Verteidigung im Högel-Prozess zweifelt Morde an

Verteidigung im Högel-Prozess zweifelt Morde an
Die Anwälte der ehemaligen Chefs von Niels Högel bezweifeln, dass der Patientenmörder wirklich alle ihm zur Last gelegten Taten begangen hat. Sie decken Unstimmigkeiten auf und fragen nach der Glaubwürdigkeit des Zeugen.

Oldenburg (epd). Widersprüche und Irritationen haben den fünften Verhandlungstag im Prozess gegen sieben frühere Vorgesetzte des Patientenmörders Niels Högel geprägt. In zwei Fällen stellten die insgesamt 18 Verteidiger am Mittwoch vor dem Oldenburger Landgericht infrage, ob der Zeuge Högel überhaupt für die ihm zur Last gelegten Todesfälle verantwortlich ist. Im ersten Fall soll Högel laut Dienstplan erst Stunden später zur Arbeit gekommen sein. Im zweiten Fall passen Namen und Zimmernummer einer mutmaßlich von Högel getöteten Frau nicht zusammen.

Der Vorsitzende Richter Sebastian Bührmann, die Staatsanwaltschaft und die 18 Verteidiger befragten Högel erneut stundenlang zu den acht zur Verhandlung stehenden Todesfällen in den Kliniken Oldenburg und Delmenhorst. Obgleich die Fälle zum Teil mehr als 20 Jahre zurückliegen, müssen sie für diesen Prozess neu bewiesen werden. Denn für die Angeklagten gilt die Unschuldsvermutung, wie Richter Bührmann erneut bentonte: „Die Uhren sind auf Null zurückgestellt.“

Angeklagt sind Ärzte, Verantwortliche aus der Pflege und ein früherer Geschäftsführer. Ihnen wird Beihilfe zur Tötung durch Unterlassen vorgeworfen. Aus Sicht der Staatsanwaltschaft hätten sie viele Mordtaten Högels mit an „Sicherheit grenzender Wahrscheinlichkeit“ verhindern können. Allen Angeklagten sei von bestimmten Zeitpunkten an klar gewesen, dass von Högel eine Gefahr für die Patienten ausgehe. (Az.: 5 Ks 20/16)
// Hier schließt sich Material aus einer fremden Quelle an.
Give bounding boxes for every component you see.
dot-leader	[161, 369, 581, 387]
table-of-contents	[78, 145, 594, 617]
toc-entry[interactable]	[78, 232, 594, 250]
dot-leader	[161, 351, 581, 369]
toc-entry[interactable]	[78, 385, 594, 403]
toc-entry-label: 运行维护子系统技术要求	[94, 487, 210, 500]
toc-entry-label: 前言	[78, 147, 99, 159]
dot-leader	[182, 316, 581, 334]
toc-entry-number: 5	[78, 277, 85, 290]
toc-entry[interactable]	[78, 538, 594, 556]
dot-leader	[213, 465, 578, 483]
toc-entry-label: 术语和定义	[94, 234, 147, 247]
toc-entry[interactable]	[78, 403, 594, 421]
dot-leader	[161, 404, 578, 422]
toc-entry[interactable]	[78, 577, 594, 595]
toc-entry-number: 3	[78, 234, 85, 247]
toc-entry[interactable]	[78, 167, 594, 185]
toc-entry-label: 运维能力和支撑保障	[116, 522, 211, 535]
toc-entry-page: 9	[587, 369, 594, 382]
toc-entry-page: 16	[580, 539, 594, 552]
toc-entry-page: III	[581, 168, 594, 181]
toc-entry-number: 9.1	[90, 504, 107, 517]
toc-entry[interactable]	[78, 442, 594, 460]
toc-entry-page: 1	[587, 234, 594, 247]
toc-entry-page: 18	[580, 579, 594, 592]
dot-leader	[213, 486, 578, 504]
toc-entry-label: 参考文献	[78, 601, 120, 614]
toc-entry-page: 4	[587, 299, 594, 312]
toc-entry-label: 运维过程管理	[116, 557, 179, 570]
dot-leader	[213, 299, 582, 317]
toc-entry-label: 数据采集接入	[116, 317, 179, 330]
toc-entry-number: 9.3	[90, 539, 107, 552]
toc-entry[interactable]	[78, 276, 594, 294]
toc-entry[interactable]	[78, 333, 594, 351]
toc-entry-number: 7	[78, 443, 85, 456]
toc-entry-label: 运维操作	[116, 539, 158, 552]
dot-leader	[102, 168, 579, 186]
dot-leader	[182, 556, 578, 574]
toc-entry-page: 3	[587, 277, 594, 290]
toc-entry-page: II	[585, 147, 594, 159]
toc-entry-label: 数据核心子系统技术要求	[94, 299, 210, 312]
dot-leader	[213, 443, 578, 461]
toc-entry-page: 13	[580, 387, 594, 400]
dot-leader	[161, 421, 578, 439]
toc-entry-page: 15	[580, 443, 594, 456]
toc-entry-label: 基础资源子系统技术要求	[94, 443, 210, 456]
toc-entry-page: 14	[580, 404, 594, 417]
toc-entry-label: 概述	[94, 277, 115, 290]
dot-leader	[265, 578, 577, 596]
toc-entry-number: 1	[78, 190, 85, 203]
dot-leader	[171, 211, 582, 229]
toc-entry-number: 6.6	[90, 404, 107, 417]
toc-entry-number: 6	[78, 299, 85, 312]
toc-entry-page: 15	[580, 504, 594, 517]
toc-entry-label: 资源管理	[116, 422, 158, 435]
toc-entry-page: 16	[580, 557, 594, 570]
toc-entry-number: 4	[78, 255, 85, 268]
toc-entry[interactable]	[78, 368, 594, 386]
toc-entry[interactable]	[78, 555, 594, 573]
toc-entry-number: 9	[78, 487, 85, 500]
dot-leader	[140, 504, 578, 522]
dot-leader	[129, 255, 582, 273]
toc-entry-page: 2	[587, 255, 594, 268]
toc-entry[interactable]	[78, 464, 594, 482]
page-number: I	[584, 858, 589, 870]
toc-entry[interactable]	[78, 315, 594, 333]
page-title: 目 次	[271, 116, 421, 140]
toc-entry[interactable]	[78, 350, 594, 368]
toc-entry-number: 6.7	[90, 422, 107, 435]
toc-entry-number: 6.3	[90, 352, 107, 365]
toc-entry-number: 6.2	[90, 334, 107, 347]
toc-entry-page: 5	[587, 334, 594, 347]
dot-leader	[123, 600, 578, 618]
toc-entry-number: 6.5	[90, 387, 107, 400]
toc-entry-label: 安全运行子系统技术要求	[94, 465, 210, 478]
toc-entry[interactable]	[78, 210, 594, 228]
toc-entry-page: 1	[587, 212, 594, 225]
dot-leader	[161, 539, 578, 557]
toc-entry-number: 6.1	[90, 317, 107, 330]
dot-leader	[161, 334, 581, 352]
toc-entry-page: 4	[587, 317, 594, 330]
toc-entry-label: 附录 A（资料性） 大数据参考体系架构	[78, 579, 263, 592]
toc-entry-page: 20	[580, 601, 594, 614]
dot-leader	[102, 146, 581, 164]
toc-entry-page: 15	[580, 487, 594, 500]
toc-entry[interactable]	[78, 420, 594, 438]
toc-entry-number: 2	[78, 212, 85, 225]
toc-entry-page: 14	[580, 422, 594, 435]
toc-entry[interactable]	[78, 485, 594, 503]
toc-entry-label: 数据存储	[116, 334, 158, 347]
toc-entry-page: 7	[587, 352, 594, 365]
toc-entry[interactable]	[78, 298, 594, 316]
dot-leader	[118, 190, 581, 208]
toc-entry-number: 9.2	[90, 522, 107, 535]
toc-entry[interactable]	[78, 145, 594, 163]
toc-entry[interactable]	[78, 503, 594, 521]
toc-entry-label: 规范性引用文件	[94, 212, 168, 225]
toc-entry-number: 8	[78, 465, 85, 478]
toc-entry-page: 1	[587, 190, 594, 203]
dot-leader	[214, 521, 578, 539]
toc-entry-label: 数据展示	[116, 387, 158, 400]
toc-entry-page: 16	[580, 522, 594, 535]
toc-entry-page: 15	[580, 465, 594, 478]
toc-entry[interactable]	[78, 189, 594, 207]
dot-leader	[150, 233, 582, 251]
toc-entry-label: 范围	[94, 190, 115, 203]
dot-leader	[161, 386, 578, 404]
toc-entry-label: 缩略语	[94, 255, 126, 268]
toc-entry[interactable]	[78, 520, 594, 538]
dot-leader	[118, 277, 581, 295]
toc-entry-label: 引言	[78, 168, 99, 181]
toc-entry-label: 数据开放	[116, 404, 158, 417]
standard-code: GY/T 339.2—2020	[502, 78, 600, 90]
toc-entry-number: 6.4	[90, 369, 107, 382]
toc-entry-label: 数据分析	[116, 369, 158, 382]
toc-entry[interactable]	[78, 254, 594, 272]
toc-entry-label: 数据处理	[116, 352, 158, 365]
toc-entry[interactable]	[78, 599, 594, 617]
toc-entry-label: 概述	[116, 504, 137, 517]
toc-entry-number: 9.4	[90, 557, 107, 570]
Wie bei den bisherigen Verhandlungstagen versuchten die Verteidiger, Widersprüche in der Anklage und bei Högel herauszuarbeiten. Immer wieder musste Högel Wissenslücken einräumen. Oft sagte er: „Ich kann mich nicht erinnern, aber ich kann auch nichts ausschließen.“

Teilweise widersprach Högel den Verteidigern: Bei dem im Widerspruch zu seinem Dienstplan stehenden Todesfall erinnerte Högel daran, dass er damals im Rahmen von Rufbereitschaften oder für Doppelschichten auch außerhalb seiner Kernarbeitszeiten im Krankenhaus war.

Der Todesfall einer weiteren Patientin blieb rätselhaft. Högel bestätigte, dass er die Frau, die mit einer Herz-Lungen-Maschine versorgt wurde, vergiftet habe. Er erinnere sich auch deshalb so gut an die Tat, weil diese technisch anspruchsvollen Geräte äußerst selten eingesetzt würden.

Aufgrund des Studiums der Patientenakten, die er für die Prozessvorbereitung als Erinnerungshilfe erhalten habe, sei er sicher gewesen, dass es sich bei der Patientin um Frau T. gehandelt habe, sagte Högel. Er wisse auch genau, dass Frau T. im Einzelzimmer Nummer 7 gelegen habe. Doch ein Verteidiger widersprach den Angaben und ließ auf den Monitoren im Gerichtssaal einen Stationsplan einblenden. Demnach hatte Frau T. auf Zimmer 15 gelegen, einem Doppelzimmer.

Der Ex-Krankenpfleger Högel war am 6. Juni 2019 vom Oldenburger Landgericht zu einer lebenslangen Haft wegen 85 Morden verurteilt worden. Bereits 2015 war er wegen weiterer Tötungen verurteilt worden. Er hatte Patienten mit Medikamenten vergiftet, um sie anschließend reanimieren zu können. So wollte er als Lebensretter glänzen.